The payload property contains the base64url encoded sha256
hashes of all the files in your extension package, a file called payload.json is used for generating the payload property value. The structure of this file when un-encoded looks like the following.

{
  "content_hashes": [
    {
      "block_size": 4096,
      "hash_block_size": 4096,
      "format": "treehash",
      "files": [
        {
          "path": "manifest.json",
          "root_hash": ""
        },
        {
          "path": "background.js",
          "root_hash": ""
        }
      ]
    }
  ],
  "item_id": "gimgeafkohnmpdeopfnpankklbllicfn",
  "item_version": "0.0.0.1"
}

At runtime in the browser the content verification logic performs the following when loading your extension:

1. Check if verified_contents.json file has been deleted from disk, re-downloads original file from the store if required.
2. Verifies each files signature with its actual signature based on the contents on disk.
3. Takes corrective action based on signature verification result, if a contents mismatch is detected by default the extension is disabled. If you are in the Enterprise and force installing the extension via policies, the extension is re-installed from the store.

Managing a Clients Installed Extensions

If your clients are Active Directory joined, we can apply Group Policies to deploy your extensions, in the case where clients are managed by Intune, we have similar policies.

Let's take a brief look at some of these policies, open the Group Policy Management Editor, and go to Computer Configuration > Administrative Templates > Microsoft Edge.
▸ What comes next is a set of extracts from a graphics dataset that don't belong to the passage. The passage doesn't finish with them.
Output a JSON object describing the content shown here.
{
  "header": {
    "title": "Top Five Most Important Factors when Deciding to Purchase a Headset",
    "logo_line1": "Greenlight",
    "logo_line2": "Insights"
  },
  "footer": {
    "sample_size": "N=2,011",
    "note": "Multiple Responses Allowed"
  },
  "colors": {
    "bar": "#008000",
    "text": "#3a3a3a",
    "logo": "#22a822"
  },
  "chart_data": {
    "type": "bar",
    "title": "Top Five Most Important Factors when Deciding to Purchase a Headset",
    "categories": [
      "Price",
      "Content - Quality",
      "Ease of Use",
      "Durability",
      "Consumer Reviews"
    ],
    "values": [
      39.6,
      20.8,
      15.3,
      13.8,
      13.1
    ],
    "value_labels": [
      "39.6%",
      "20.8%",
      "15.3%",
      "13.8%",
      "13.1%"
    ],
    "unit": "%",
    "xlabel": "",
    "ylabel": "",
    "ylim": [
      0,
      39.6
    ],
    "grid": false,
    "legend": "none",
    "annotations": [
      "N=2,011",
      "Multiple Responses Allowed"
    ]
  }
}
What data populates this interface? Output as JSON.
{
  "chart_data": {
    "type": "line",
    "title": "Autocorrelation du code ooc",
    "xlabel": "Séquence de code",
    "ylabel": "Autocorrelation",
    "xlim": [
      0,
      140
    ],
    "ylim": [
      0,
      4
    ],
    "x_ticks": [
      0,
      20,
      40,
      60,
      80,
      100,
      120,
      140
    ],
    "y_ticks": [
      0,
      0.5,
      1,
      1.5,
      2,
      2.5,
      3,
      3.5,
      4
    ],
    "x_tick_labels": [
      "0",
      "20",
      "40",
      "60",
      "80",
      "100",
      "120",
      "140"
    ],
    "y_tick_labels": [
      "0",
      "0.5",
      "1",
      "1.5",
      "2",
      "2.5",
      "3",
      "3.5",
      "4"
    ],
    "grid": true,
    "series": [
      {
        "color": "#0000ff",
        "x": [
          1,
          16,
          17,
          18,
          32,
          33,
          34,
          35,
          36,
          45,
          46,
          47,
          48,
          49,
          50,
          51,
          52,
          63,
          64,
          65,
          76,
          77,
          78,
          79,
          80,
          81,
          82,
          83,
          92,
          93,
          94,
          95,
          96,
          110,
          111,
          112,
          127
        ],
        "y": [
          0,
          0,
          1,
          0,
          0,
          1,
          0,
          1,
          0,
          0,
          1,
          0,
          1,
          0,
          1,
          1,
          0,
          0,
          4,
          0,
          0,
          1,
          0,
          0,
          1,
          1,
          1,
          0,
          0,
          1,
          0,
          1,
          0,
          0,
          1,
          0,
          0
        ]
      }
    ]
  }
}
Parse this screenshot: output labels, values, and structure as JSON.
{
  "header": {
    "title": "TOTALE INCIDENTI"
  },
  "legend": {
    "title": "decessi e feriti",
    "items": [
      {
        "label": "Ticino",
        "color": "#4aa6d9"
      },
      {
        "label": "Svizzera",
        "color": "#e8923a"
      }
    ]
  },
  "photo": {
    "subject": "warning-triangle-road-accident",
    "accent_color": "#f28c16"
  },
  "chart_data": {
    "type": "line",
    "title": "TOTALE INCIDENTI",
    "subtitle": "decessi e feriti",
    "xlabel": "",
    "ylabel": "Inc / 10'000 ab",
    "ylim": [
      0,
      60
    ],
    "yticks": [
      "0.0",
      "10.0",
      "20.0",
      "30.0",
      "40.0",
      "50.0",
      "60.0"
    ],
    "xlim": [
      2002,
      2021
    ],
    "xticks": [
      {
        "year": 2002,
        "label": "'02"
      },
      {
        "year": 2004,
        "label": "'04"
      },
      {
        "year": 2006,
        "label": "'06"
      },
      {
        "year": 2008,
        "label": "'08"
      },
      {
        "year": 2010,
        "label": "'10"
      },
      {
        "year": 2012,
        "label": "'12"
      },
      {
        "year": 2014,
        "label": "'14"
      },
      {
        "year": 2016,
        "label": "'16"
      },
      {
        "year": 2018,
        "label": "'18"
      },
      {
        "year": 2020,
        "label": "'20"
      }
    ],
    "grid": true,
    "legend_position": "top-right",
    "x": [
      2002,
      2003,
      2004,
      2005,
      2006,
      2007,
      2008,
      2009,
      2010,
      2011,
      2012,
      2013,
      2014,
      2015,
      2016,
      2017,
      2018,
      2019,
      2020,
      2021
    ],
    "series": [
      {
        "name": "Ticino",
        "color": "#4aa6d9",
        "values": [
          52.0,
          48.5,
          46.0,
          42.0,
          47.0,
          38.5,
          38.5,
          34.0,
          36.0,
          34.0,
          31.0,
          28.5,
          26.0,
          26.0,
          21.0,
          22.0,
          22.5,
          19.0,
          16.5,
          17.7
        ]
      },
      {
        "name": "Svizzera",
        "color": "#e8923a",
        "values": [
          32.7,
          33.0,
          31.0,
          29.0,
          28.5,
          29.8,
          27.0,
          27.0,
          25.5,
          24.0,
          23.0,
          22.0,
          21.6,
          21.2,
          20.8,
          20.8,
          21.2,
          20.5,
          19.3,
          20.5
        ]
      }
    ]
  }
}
Select Extensions.

A common policy which is leveraged in the Enterprise is triggering a forced install of an extension using "ExtensionInstallForcelist".

Set this policy to specify a list of apps and extensions that install silently, without user interaction. Users can't uninstall or turn off this setting. Permissions are granted implicitly, including the enterprise.deviceAttributes and enterprise.platformKeys extension APIs. Note: These 2 APIs aren't available to apps and extensions that aren't force-installed.

If you are self-hosting you would add and entry like the following:

<Extension ID>;https://<Extension Auto Update Url>/gupdate.xml

In the case where you are leveraging the web store it would look like the following:

<Web Store Extension ID>;https://extensionwebstorebase.edgesv.net/v1/crx

If you are self-hosting for extension distribution in addition to the policy above you will need set "ExtensionInstallSources" to effectively white list the url where your extension packages are being hosted.

Define URLs that can install extensions and themes.

Add an entry which looks something like the following, this should be based on the URL where your deployment packages are hosted.

https://<Extension Auto Update Url>/*

Another policy which can be applied in conjunction to the one above is "DeveloperToolsAvailability".

If you set this policy to 'DeveloperToolsDisallowed
ForForceInstalledExtensions' (the default), users can access the developer tools and the JavaScript console in general, but not in the context of extensions installed by enterprise policy.

If left with the default configuration, users should not be able to leverage the browsers developer tools to alter extension functionality.

I hope you enjoyed this post; we went from building & packaging our extension all the way through to distribution & deployment. I am sure that others will find the information useful!